A Cruel-(I)-Dade do Papai Noel

Por Rodrigo Gagliano.

É estranho e estarrecedor constatar um fato do cotidiano: a maioria de nós adultos esquece simplesmente do que é ser criança. Esquecimento por um lado e insensibilidade por outro: acompanhar com interesse sincero uma ou algumas crianças em sua vida diária, olhá-las nas ruas, nos lugares de grandes movimentos como parques e shoppings, poderia dar uma dimensão mais clara de como elas sentem e reagem ao mundo, esse mundo.

Quando chegamos aqui, crianças, está tudo pronto, aprontado por outros e esses outros somos nós adultos para cada criança. É um mundo que nada tem de suave: violência física, violência simbólica e uma grande miséria afetivo-somática para quase tod@s nós, ou tod@s? Dizer isso não é dizer que tudo é ruim, mas que pode e deve ser bem melhor, mais acolhedor, menos traumático, mais livre.

Max Weber dizia do desencantamento do mundo, sei que ele pensava em outras relações com o mundo, no mundo humano, contudo, acho que eu poderia dizer que para a maioria de nós, no mundo adulto, esse mundo é profundamente desencantado. Um mundo encantado não significa nem precisa significar um mundo com duendes, fadas… Por exemplo, o mundo das crianças é encantado por si mesmo, não porque seja povoado de seres imaginários, e sim porque é emocionalmente rico, menos fragmentado, é um mundo acordado e em movimento, cada criança parece ser o renascimento constante e singular do big bang, o momento em que deus disse, sem consciência de si, “que haja luz” e “viu que isso era bom”, diz o narrador bíblico.  Nesse momento, há encantamento com as coisas, encantamento consigo mesmo e toda a potência da pergunta que tira as coisas do nada: “por que não?”  Esse parece ser o mundo infantil, encantado consigo mesmo: criação, prazer, relação, afeto, emoção…

Se não erro muito, então, de que serve uma figura que os adultos impõem às crianças: o Papai Noel (poderia citar outras, mas uma só já basta para compreendermos o todo)? Não é o encantamento de um mundo por si mesmo já encantado. O que significa o Papai Noel para uma criança? Um grande investimento de emoção, de energia vital, de confiança, de pacto. E um dia, sem mais, ela descobre que essa figura não existe!!! Que mentiram para ela: pais, avós, amigos adultos, irmãos já mais velhos e cientes de toda mentira. Pessoas em quem ela confia. A interpretação generosa dessa situação, natal-papai Noel, é uma interpretação adulta!! A criança é ferida!
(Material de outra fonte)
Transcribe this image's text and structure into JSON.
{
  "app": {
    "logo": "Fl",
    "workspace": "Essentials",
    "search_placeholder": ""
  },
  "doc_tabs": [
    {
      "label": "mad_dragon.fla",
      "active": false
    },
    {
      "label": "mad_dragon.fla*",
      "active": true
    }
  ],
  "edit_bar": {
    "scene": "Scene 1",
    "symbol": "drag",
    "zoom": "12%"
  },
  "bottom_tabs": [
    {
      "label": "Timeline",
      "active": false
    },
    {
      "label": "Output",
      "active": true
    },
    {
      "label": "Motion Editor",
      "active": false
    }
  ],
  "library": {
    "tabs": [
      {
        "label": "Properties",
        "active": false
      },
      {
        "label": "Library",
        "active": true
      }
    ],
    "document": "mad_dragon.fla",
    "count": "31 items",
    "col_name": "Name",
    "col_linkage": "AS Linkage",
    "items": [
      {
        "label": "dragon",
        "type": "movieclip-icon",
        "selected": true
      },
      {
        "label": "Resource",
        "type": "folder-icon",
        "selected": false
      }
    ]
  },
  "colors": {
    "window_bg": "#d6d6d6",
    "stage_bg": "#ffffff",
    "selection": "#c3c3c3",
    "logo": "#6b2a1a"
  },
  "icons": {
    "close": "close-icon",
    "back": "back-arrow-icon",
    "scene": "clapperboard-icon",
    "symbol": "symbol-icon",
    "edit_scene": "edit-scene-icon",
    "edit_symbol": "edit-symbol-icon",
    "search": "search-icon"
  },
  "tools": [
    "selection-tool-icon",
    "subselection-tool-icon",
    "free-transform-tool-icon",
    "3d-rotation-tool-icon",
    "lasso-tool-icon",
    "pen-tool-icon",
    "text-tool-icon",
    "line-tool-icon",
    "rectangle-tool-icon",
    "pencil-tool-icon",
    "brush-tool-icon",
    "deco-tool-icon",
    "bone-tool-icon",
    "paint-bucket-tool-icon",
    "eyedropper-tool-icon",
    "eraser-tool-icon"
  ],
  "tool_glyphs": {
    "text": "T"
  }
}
E da maneira mais desnecessária e mais completa: enfrenta morte e luto. E isso enfrentaremos tantas vezes ao longo da vida, com situações e pessoas de carne-e-osso, para q devem as crianças passar por isso? Se não bastasse, a figura do Papai Noel tem poder de castigar. Movimenta a roda do crime e castigo. Se você não recebeu presentes, você foi uma criança malvada, ruim, portanto, deve ser punida. Movimentam-se mecanismos de culpa. O mundo das religiões reveladas, com seu culto de dor, pecado, castigo. Vivemos em uma sociedade de classes baseada em propriedade privada (uma usurpação!), imaginem as crianças pobres e miseráveis expostas também a essa figura, posto que onipresente em nossa cultura, não recebendo presentes e tendo sua miséria ainda mais aumentada: com culpa.

A figura do Papai Noel não serve às crianças, mas aos adultos, seja como instrumento de chantagem emocional com as crianças, inculcamento de uma moralidade canhestra, consumismo, seja para o encantamento do próprio mundo adulto, normalmente, devastado pela brutalidade de seu mundo relações com as coisas e as outras pessoas.

Faz poucos anos, cruzei com a constatação, por parte de um pesquisador, informação em segunda mão, de que boa parte de nossas cantigas infantis, brasileiras, eram constituídas por imagens de violência. Revisitei minha infância: boi-da-cara-preta, pau no gato, que a cuca vem pegar, etc, etc. Que triste imaginário cultural a alimentar nossas crianças…

Muitos adultos ao me lerem, se lerem, provavelmente, resistirão ao que digo, satisfeitos consigo mesmos… Sejamos sinceros, olhem para as crianças, recuperem as memórias infantis. A única coisa a fazer com essas figuras é mandarem-nas de volta ao limbo. É preciso desaparecer com o Papai Noel.